Showing posts with label sequel. Show all posts
Showing posts with label sequel. Show all posts

Thursday, 13 February 2014

The Summer of Para

To all fans of Thirty Minutes to Heartbreak, I have some good news! I have decided to declare Summer 2014 as “The Summer of Para” on my writing calendar, where I will spend a few months working on the final three books of Thirty Minutes, back-to-back. I will also be updating the book covers, like I did for the Sacred Breath series. They will be sexier, darker, and more romantic. I will be a bit sad to see the covers go, because I do love these, but it is necessary for marketing.

I can see the ultimate end of Thirty Minutes so clearly in my mind, and I know all of the big events that will occur in the next few books. Because the end is so close, I have been scared to write it to completion—I was worried it would mean letting go of the series forever, saying goodbye, and closing an important chapter of my life. However, I am now prepared for that to happen. I have never finished writing a giant book series, but I realize that it does not mean goodbye. Completing a story does not mean killing it. It means that my little baby is growing up, and moving out of the house; going off to college or starting its own family.

I’m setting the story free into the world. I can’t suffocate it and cling to it forever by avoiding finishing it. I need to let go. 
After a few months or years, maybe I can even go back and read over the stories, and experience Thirty Minutes again in a different way. I have often re-read many of my favorite book series—Terry Goodkind’s "Sword of Truth" series, and Jack Whyte’s “A Dream of Eagles.” And I also re-watch my favorite TV shows—Buffy, Firefly, Dragonball Z, Smallville, Xena, Charmed, Breaking Bad. It’s always sad when something you’ve been following for years finally comes to an end. Especially since it’s not usually the end of the story—the stories are limitless, but production budgets and time are not. 

I feel that I need to reach the end of Thirty Minutes so that I can move onto bigger and better things. I currently have a vague idea of how the Sacred Breath series will end, but I have no idea how long it will take. I originally thought the series would have seven books, back when I started writing it in 2012, but now I know that there is no possible way I can end at Book #7. We’re going to get at LEAST ten books in Sacred Breath. I hope I can write another one or two this year. 
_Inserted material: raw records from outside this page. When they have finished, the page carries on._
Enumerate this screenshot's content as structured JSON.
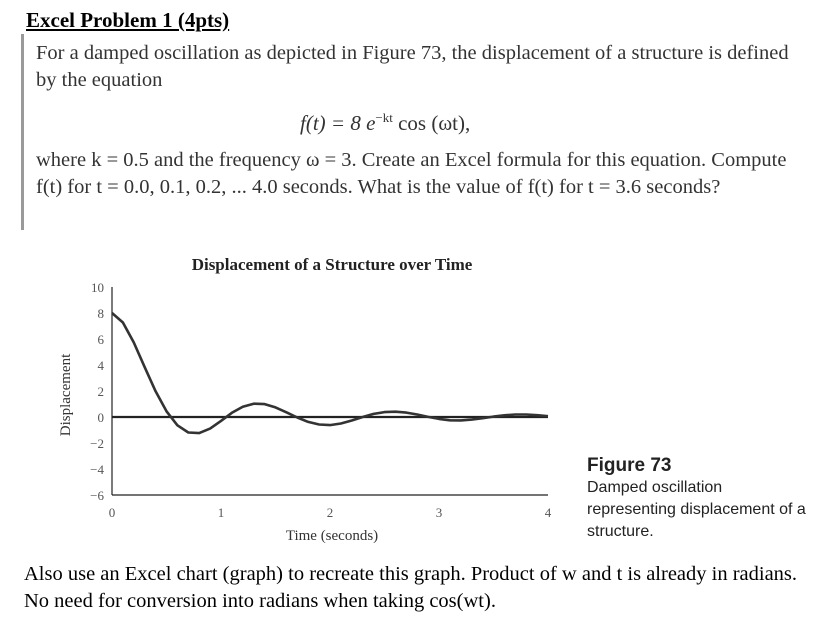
{
  "problem": {
    "heading": "Excel Problem 1 (4pts)",
    "paragraph1": "For a damped oscillation as depicted in Figure 73, the displacement of a structure is defined by the equation",
    "equation": {
      "lhs": "f(t) = 8 e",
      "exponent": "−kt",
      "rhs": " cos (ωt),"
    },
    "paragraph2": "where k = 0.5 and the frequency ω = 3. Create an Excel formula for this equation. Compute f(t) for t = 0.0, 0.1, 0.2, ... 4.0 seconds. What is the value of f(t) for t = 3.6 seconds?"
  },
  "chart_data": {
    "type": "line",
    "title": "Displacement of a Structure over Time",
    "xlabel": "Time (seconds)",
    "ylabel": "Displacement",
    "xlim": [
      0,
      4
    ],
    "ylim": [
      -6,
      10
    ],
    "xticks": [
      "0",
      "1",
      "2",
      "3",
      "4"
    ],
    "yticks": [
      "10",
      "8",
      "6",
      "4",
      "2",
      "0",
      "−2",
      "−4",
      "−6"
    ],
    "grid": false,
    "series": [
      {
        "x": [
          0,
          0.1,
          0.2,
          0.3,
          0.4,
          0.5,
          0.6,
          0.7,
          0.8,
          0.9,
          1.0,
          1.1,
          1.2,
          1.3,
          1.4,
          1.5,
          1.6,
          1.7,
          1.8,
          1.9,
          2.0,
          2.1,
          2.2,
          2.3,
          2.4,
          2.5,
          2.6,
          2.7,
          2.8,
          2.9,
          3.0,
          3.1,
          3.2,
          3.3,
          3.4,
          3.5,
          3.6,
          3.7,
          3.8,
          3.9,
          4.0
        ],
        "y": [
          8.0,
          7.27,
          5.73,
          3.83,
          1.98,
          0.44,
          -0.64,
          -1.19,
          -1.24,
          -0.89,
          -0.3,
          0.32,
          0.79,
          1.02,
          0.99,
          0.74,
          0.36,
          -0.04,
          -0.38,
          -0.58,
          -0.62,
          -0.5,
          -0.27,
          0.0,
          0.24,
          0.38,
          0.41,
          0.34,
          0.19,
          0.01,
          -0.15,
          -0.25,
          -0.26,
          -0.2,
          -0.09,
          0.03,
          0.13,
          0.19,
          0.19,
          0.14,
          0.06
        ]
      }
    ]
  },
  "figure": {
    "label": "Figure 73",
    "caption": "Damped oscillation representing displacement of a structure."
  },
  "note": "Also use an Excel chart (graph) to recreate this graph. Product of w and t is already in radians. No need for conversion into radians when taking cos(wt)."
}
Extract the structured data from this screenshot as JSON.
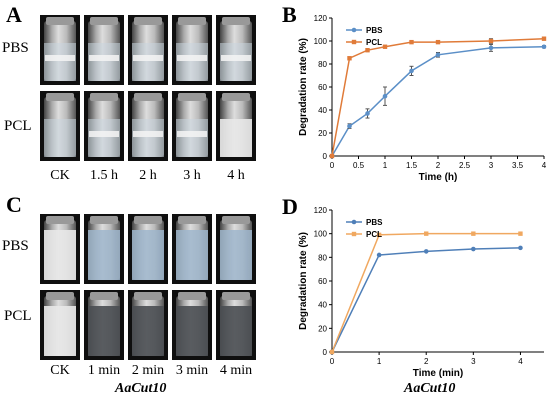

I hope you're excited to read the final books of Thirty Minutes! I will post more about it here, once I have the new covers and tentative release dates.

Tuesday, 1 January 2013

Tides of Tranquility: Release Date


      I need to apologize to all my readers for the delayed release of Sacred Breath #5. I was almost sure I could finish it by the end of 2012, but some unexpected obstacles have slowed me down in these past few months. =( However, I promise that I will give it my everything, all day, every day for the next several weeks until it is completed. I really want to dive into the world of Adlivun and lose myself there. Abyssal Zone will be a hard act to follow, but I want this book to be amazing. To push myself harder, I’m going to say that I want it finished and edited before the end of January.
      To be honest, I have been a bit nervous about Visola. After such a huge victory, I was perplexed by figuring out how to write her character in peacetime. I thought that I would no longer be able to relate to the general. I understood her when she was constantly on edge, distrustful of the men closest to her, and making lewd and inappropriate jokes to promote an air of confidence and distract from the fact that she was miserable. But Visola happily married with wonderful young children? How could I possibly understand that? Has she really become a soft and satisfied person? I must have driven around aimlessly for dozens of hours, stressing over this question. How will the events of the last book change her? Could it be that I don't know her anymore?
      Then the answer struck me. Visola doesn't know -herself- anymore. If I'm uncomfortable with this peaceful world, then she is even more uncomfortable. Visola doesn't forget, and she doesn't forgive. This woman was separated from her husband for two hundred years. Her daughter was murdered. It doesn't matter how many years go by between the end of Abyssal Zone and the beginning of Book #5-- Visola is still on edge, and in fact, her anxiety is increasing with every second of tranquility. Here's a snippet of what's to come:
"I'm so happy. I've never been this happy in my life. Frankly, I’m freaking terrified. I just know that something’s going to go wrong at any minute and rip him away from me.” Visola turned and gestured to the two children on the beach who were building an elaborate sandcastle. “Or rip them away from me.”
      I got this! =) And I think I’ve also got my title: Tides of Tranquility. What do you think?